Urteil vom 21. Mai 2002 
I. Öffentlichrechtliche Abteilung 
 
Bundesgerichtsvizepräsident Aemisegger, Präsident, 
Bundesrichter Aeschlimann, Fonjallaz, 
Gerichtsschreiber Haag. 
 
Verein gegen Tierfabriken Schweiz (VgT), 
Beschwerdeführer, 
handelnd durch Erwin Kessler, Im Büel 2, 9546 Tuttwil, 
 
gegen 
 
Staatsanwaltschaft des Kantons Thurgau, 
Staubeggstrasse 8, 8500 Frauenfeld, 
Anklagekammer des Kantons Thurgau, 
Marktgasse 9, Postfach 339, 9220 Bischofszell. 
 
Art. 29 BV, Art. 6 EMRK - Rechtsverweigerung 
 
Staatsrechtliche Beschwerden gegen den Nichterlass einer Verfügung (1P.134/2002) sowie gegen die Verfügung der Anklagekammer des Kantons Thurgau vom 9. April 2002 (1P.194/2002) 
 
Sachverhalt: 
A. 
Der Verein gegen Tierfabriken erstattete am 15. September 2000 beim Bezirksamt Münchwilen Strafanzeige gegen Hansueli Jost wegen Verstosses gegen die Tierschutzgesetzgebung.
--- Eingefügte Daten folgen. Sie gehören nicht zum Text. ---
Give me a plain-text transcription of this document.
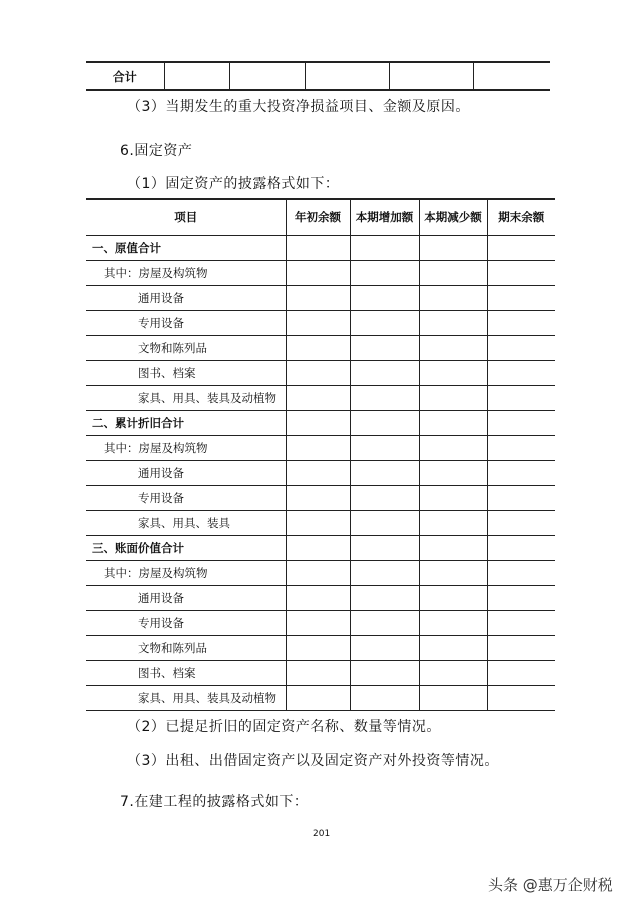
合计					
（3）当期发生的重大投资净损益项目、金额及原因。
6.固定资产
（1）固定资产的披露格式如下：
项目	年初余额	本期增加额	本期减少额	期末余额
一、原值合计				
其中：房屋及构筑物				
通用设备				
专用设备				
文物和陈列品				
图书、档案				
家具、用具、装具及动植物				
二、累计折旧合计				
其中：房屋及构筑物				
通用设备				
专用设备				
家具、用具、装具				
三、账面价值合计				
其中：房屋及构筑物				
通用设备				
专用设备				
文物和陈列品				
图书、档案				
家具、用具、装具及动植物				
（2）已提足折旧的固定资产名称、数量等情况。
（3）出租、出借固定资产以及固定资产对外投资等情况。
7.在建工程的披露格式如下：
201
头条 @惠万企财税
Da die Anzeige im September 2001 beim Bezirksamt Münchwilen immer noch hängig war, erhob der Verein gegen Tierfabriken am 6. September 2001 bei der Anklagekammer des Kantons Thurgau Beschwerde wegen Rechtsverweigerung. Da diese Beschwerde im März 2002 noch nicht beurteilt war, gelangte der Verein gegen Tierfabriken am 7. März 2002 mit staatsrechtlicher Beschwerde wegen Rechtsverweigerung an das Bundesgericht (Verfahren 1P.134/2002). 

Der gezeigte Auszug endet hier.